"Lu, I'm in so much pain," I croak, stumbling on the edge of the bathtub. My head drops down.
"I know." She slips the scissors from my hand and sets them on the sink like she's disarming me. I let out an ugly, wet snort of laughter, which is definitely not giving me any relief.
Lu looks at me, and her expression suddenly weighted. "Em, it was Ben who called me."
I blink at her, then frown. "What do you mean? When?"
"That night. After your fight. That's why I rang you."
Everything in me stops cold. "What do you mean? Why would he call you?"
She shrugs. "I don't know where he got my number, but he apologized for calling so late and said he was scared something was going to happen to you. He saw you sitting at Sea Cliff. Apparently, he sees your location on his phone—"
"Oh shit."The app. He knows where I am. All this time, I thought I regained some agency, but he can literally see each of my moves.
"I have to deactivate that," I say, ready to rush out of the bathroom and do it now, but Lu grabs me, staining my arm in a purple dye.
"Wait," she says, her eyes soft but insistent.
"I think he really loves you," she says again.
I blink and frown at how serious she sounds.
"When he called me, he didn't sugarcoat it," she continues. "Told me everything. Said I should hex him, that he feels like absolute shit for hurting you. That if you never forgive him, I should take care of you and support you during your divorce, not let Richard play with you. That if you need any money, he'll send it to me. Hereallyloves you, Em."
I sink back on the bathtub edge, hands over my face to stop the sob from breaking loose. "I know. I know he does, but does it even matter?"
She tucks a falling strand of my hair behind my ear.
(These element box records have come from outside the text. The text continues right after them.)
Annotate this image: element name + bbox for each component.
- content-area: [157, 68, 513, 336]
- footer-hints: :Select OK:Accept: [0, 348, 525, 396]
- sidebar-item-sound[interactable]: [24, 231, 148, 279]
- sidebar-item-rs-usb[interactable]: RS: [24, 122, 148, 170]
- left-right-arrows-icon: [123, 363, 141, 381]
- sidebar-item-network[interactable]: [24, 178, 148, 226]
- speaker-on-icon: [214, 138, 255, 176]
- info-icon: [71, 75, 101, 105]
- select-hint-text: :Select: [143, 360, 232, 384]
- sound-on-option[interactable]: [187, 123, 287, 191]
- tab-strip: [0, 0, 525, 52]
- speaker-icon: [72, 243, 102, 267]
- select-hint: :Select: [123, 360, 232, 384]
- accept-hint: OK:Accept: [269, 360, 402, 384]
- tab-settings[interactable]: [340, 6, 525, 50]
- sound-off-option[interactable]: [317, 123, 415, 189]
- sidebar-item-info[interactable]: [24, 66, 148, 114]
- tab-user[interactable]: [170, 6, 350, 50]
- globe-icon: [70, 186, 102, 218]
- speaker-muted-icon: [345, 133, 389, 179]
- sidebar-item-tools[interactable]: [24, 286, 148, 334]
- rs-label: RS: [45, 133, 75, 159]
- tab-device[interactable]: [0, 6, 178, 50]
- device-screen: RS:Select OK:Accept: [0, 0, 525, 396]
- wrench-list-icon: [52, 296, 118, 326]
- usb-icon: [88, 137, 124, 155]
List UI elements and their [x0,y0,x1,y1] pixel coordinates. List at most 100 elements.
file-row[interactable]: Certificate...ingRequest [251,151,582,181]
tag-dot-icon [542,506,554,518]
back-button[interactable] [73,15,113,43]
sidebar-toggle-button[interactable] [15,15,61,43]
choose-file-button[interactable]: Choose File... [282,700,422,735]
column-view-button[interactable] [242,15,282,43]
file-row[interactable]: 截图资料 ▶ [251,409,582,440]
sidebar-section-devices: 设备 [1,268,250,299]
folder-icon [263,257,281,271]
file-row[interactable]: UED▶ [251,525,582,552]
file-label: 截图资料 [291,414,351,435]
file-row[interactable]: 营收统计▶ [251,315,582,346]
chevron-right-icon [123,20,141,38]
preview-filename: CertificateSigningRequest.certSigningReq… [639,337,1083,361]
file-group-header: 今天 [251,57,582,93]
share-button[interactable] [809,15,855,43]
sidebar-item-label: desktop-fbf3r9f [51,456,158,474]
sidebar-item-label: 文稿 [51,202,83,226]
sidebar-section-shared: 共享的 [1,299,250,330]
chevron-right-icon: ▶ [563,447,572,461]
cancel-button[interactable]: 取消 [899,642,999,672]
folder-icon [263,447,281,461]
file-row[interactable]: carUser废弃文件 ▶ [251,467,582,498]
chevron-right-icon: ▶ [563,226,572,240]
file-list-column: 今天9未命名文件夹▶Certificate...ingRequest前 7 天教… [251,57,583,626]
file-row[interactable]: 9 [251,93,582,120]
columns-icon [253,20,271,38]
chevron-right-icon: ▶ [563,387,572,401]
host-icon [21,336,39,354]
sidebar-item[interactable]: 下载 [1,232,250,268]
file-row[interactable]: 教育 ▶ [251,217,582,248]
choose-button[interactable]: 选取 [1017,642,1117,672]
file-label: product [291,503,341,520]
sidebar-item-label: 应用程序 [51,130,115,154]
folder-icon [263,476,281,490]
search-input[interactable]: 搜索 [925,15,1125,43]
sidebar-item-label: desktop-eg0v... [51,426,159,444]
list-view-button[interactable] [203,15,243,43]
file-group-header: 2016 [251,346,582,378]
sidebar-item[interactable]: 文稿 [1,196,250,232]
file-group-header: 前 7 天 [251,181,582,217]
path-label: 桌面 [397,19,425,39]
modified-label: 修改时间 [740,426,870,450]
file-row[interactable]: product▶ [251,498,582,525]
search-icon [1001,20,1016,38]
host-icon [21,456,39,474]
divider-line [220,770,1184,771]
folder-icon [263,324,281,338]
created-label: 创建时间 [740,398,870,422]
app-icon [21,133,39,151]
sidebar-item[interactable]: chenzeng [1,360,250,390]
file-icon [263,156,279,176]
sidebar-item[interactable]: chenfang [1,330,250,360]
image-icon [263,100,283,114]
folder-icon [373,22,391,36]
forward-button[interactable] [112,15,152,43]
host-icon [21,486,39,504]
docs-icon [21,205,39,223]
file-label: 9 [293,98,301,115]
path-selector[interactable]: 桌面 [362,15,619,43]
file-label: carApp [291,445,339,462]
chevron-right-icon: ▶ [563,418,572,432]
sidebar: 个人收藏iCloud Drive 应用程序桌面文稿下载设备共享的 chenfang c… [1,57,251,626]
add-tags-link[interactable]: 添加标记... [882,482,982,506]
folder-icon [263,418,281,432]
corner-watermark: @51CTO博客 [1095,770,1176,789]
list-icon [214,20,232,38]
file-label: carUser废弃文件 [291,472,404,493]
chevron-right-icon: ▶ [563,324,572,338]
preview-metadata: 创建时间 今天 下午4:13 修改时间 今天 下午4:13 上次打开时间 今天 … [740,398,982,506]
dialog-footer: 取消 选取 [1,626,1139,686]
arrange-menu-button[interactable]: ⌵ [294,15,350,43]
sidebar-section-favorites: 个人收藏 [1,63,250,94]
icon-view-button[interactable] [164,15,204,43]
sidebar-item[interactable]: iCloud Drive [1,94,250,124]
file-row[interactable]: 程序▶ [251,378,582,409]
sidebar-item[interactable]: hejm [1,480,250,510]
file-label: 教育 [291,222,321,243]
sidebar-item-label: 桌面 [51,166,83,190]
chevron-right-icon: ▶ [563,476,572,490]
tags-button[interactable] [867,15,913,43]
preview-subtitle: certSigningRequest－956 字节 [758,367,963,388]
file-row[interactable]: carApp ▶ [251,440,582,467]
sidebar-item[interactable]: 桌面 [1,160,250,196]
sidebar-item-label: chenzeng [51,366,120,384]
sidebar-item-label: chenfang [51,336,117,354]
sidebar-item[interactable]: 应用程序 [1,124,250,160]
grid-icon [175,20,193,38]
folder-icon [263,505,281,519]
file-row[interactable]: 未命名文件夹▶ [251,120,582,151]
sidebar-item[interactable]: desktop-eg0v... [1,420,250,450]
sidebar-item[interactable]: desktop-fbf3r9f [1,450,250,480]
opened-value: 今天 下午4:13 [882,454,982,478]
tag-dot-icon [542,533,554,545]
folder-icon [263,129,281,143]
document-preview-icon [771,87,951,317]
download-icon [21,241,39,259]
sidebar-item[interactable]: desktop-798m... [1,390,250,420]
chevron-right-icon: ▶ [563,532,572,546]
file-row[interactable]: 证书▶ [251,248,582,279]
"You know he wasn't double-dipping, because he invited you into his world, wanted you in his family—he even got two apartments for you guys," she says slowly. "And he told you he didn't sleep with her after you guys started. You can't hold it against him that he was just living his life."
"I know. He did so many things right. That's the problem. He was perfect," I say, my voice splintering.
"Life's not neat. Look at me—" Lu points at the door ajar, listening to the laugh behind it. "Never thought I'd end up with Sophia sketching Micah's balls in my kitchen, but hey, you adjust, you make it work."
I've really hit rock bottom when I can't even laugh about that.
I drag in a breath. "That's the worst part. I know he didn't lie, even though my thoughts scream that he wronged me—deep down I feel like he didn't, not this time... Then I start wondering—" I get up, my shoulder slumping on the tile and Iknow I sound humiliatingly earnest, "—if I can forgive him. If I could get over it."
Lu's eyes pin mine in the mirror—like she already knows something I don't.
"And? Could you?"
I don't answer. Because what is there to answer when you're fumigated by peroxide and grief at the same time? Too much to handle.
Instead, I manage to carve her hair into a purple pixie cut and listen to their laughter echoing down the hall like a carnival when their sexy ménage à trois leaves.
I'm once again left with my anxieties, back in my old room.
Everything is almost the same because when I left for Seattle I didn't take anything, and coming back, it would not match Richard's sophisticated apartment.
Plus, I wanted it here, safe with Lu.
There's that desk where I wrote my first book when I didn't have the world in my head to tell me what should come next and I'm on the same white-metal queen bed that squeaks with every breath, where I dreamed I'd marry, build a life, unfold into someone new.
I did all those things, and somehow ended in the same place—somehow better, because I've lived, but mostly worse, because I've looped. I'm looping in a loop inside another loop.
Knees against my chest, I watch the night fall through the window.